I will note though that natural language can be confusing sometimes. Suppose someone shows you some planar displacement of a rigid body, and asks you:
What point did the body rotate about?
One way to answer the question is: "all of them". Any given rigid motion can be decomposed into a rotation about some arbitrarily chosen point and some translation.
Needless to say, this is kind of a pointless answer. Of course, in some other hypothetical question you might be given an arbitrary point (say, the center of mass) and asked to interpret a given rigid motion as the composition of a rotation about said point with some translation that you're required to find. The point is that there is nothing special about the center of mass under this interpretation, you could put your finger literally anywhere on the page and that would be a correct answer.

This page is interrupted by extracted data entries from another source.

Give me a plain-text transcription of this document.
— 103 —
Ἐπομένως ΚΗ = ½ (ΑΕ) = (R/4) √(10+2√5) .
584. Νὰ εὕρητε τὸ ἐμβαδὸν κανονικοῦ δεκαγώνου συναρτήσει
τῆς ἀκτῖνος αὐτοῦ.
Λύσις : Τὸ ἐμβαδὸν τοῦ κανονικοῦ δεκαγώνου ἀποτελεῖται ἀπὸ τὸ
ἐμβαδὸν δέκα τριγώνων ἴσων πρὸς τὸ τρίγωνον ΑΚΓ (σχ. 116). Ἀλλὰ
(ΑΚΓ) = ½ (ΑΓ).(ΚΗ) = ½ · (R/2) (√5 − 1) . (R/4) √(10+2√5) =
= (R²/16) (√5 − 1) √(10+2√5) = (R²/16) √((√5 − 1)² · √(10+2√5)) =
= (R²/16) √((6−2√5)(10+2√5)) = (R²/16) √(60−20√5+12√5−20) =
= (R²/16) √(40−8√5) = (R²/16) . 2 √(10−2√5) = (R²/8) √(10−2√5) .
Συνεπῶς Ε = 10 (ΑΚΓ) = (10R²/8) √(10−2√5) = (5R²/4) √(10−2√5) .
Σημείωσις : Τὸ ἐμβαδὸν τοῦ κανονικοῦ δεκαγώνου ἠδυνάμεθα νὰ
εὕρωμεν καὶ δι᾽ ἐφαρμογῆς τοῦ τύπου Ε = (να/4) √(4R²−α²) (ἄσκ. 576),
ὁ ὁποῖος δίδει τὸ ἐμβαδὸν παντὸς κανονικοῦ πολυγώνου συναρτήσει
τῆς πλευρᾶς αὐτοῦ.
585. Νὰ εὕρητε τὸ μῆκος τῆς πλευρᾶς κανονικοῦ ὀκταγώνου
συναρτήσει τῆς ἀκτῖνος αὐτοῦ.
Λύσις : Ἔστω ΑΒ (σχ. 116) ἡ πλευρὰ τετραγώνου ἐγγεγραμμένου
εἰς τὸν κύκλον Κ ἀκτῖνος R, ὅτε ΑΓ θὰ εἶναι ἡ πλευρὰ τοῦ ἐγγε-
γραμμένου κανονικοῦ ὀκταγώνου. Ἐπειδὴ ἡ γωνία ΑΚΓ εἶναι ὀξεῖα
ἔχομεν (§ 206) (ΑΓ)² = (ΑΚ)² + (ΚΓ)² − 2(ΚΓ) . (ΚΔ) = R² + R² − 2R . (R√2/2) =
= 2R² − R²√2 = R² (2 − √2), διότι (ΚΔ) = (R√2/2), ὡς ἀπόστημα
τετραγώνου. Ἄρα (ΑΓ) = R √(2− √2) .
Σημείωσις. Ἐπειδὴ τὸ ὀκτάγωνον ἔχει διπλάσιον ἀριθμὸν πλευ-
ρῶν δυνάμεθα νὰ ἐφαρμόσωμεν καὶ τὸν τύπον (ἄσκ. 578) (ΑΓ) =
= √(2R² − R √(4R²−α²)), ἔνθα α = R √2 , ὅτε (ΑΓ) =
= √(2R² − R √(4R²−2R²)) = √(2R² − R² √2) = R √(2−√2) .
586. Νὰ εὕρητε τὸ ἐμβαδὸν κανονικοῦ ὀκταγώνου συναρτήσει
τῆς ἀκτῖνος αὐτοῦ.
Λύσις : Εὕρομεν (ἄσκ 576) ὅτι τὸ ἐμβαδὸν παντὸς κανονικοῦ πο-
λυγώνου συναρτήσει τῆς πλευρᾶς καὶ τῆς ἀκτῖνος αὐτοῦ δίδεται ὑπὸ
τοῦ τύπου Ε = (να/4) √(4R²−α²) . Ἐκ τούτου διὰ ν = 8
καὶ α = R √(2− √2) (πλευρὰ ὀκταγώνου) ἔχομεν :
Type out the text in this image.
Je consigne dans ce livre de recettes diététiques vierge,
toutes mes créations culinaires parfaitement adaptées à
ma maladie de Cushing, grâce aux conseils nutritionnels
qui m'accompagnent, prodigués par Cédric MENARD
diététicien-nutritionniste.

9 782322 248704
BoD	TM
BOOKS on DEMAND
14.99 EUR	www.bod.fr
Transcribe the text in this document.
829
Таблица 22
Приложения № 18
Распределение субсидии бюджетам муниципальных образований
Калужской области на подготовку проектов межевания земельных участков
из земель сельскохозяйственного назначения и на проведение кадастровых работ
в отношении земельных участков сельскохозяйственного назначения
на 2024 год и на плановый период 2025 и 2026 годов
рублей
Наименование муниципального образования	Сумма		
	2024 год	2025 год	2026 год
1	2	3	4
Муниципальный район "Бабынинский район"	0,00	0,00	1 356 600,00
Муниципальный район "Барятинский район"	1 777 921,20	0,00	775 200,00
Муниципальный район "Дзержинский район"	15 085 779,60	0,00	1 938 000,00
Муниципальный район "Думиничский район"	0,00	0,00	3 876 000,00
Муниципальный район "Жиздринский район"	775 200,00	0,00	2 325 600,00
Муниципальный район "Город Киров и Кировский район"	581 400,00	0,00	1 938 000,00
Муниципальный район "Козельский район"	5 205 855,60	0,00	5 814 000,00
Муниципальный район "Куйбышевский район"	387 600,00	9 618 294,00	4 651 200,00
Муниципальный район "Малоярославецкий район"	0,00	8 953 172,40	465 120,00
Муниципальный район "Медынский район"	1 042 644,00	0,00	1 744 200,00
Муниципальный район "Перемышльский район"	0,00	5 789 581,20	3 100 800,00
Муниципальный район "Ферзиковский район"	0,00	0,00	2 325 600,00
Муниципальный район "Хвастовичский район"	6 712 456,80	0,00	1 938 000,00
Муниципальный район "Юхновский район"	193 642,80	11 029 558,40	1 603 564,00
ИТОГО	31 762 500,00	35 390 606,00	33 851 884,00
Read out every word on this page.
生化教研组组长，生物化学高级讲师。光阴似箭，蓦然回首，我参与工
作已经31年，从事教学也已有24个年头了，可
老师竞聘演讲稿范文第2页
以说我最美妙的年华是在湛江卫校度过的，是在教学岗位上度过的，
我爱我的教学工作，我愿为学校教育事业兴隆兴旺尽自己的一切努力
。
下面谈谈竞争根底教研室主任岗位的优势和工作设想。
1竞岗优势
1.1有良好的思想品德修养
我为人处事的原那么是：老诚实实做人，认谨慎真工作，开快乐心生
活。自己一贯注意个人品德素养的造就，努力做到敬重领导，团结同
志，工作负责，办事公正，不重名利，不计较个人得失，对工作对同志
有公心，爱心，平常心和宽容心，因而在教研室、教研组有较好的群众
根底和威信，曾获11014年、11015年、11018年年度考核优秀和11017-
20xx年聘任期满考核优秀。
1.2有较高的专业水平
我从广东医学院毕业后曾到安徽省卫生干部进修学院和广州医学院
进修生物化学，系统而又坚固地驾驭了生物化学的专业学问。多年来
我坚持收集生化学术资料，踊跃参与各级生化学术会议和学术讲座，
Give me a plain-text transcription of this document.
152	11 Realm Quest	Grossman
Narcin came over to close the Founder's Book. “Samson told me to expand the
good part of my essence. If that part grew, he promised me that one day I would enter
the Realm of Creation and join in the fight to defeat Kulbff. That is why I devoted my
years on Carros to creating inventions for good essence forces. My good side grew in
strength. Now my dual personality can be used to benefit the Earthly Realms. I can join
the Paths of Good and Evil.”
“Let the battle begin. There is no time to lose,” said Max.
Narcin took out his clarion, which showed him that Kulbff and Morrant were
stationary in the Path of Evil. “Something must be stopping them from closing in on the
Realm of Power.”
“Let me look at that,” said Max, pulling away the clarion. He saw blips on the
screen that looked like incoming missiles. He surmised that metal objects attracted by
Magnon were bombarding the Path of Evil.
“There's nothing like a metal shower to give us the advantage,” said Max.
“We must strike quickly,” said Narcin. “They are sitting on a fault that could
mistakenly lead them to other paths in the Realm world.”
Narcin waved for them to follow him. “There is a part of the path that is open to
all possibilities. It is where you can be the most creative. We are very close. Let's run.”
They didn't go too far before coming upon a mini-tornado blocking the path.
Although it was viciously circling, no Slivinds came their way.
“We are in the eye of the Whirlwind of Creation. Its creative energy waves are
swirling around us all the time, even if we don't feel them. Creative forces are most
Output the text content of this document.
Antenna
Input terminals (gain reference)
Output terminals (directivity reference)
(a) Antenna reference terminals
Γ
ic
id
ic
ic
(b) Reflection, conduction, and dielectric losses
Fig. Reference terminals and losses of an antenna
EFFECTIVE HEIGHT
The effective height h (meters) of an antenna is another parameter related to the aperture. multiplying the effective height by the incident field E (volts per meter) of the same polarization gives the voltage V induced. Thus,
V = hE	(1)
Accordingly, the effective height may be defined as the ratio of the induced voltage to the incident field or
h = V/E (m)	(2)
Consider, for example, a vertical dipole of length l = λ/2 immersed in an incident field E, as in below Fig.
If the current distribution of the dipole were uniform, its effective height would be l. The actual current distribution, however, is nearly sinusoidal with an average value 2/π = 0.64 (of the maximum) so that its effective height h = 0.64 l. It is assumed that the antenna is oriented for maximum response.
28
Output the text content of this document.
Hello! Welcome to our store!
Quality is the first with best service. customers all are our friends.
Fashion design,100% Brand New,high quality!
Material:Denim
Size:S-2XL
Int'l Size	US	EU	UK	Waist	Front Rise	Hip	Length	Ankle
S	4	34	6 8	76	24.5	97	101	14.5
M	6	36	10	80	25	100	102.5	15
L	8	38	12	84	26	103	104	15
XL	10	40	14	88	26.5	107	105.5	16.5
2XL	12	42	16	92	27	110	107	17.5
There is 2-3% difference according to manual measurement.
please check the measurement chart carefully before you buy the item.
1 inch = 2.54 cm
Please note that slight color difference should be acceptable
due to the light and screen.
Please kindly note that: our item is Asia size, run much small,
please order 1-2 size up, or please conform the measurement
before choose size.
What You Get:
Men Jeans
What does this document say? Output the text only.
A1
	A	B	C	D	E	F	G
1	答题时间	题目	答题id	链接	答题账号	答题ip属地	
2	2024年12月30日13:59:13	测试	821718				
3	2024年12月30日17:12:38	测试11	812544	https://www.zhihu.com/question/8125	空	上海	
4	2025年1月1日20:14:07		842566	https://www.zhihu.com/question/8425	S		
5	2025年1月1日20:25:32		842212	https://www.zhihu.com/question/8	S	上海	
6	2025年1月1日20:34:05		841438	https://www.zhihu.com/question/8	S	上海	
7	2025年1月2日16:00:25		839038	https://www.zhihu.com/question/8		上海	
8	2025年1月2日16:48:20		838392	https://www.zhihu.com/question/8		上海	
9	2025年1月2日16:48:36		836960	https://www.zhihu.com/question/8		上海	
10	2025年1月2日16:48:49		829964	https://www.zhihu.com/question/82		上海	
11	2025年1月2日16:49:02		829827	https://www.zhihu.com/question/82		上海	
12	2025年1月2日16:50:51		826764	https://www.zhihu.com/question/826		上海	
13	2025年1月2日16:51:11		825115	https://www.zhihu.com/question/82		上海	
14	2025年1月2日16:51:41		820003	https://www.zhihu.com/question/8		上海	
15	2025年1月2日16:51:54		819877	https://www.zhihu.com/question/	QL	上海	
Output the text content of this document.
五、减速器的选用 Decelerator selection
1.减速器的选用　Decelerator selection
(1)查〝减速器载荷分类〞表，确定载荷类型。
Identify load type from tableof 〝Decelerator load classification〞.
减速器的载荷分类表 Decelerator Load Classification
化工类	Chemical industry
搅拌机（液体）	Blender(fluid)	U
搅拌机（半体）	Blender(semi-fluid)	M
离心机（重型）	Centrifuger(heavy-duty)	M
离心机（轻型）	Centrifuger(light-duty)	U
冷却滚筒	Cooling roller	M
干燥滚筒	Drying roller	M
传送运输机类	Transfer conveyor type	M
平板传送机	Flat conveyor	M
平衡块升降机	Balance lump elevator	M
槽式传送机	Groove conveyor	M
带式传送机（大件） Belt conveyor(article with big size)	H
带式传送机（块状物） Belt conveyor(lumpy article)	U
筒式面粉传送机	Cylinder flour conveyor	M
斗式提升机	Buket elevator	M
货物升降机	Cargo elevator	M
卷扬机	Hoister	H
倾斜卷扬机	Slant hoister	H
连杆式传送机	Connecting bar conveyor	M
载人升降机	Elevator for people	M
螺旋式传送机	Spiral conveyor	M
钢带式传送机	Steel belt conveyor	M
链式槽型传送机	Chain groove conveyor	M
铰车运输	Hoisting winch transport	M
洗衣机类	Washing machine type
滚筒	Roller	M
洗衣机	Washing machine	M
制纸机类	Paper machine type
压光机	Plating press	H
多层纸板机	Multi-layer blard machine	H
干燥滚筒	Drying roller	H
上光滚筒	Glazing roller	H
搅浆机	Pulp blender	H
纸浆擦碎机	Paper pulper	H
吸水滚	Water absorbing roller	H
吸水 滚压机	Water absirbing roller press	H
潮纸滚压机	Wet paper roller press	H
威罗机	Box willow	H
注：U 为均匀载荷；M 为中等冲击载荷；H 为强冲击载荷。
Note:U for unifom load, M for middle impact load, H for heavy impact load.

Another way to interpret the question is: which (if any) point is the motion a pure rotation about? In other words:
Find a point so that, if the point was attached to the rigid body, and you (an infinitesimal planar being) were standing on it, you would spin around, but not move
Now we have a more interesting answer: for any motion that is not a pure translation, there is always a unique such point in the plane. In fact, if one takes a projective geometry perspective, there is always such a point, since we can interpret even pure translations as rotations "about infinity".
So, returning to your question, we can take the second interpretation, and ask:
Under the influence of a point force that is not directed at the center of mass, which point (if attached to the bar) would start spinning at a different rate, but not start moving away from its position at a different rate
This second clause crucially disqualifies the center of mass (as explained in John Alexiou's excellent answer above) and (depending on the parameters of the problem), uniquely specifies some point to the left of the CoM as the solution.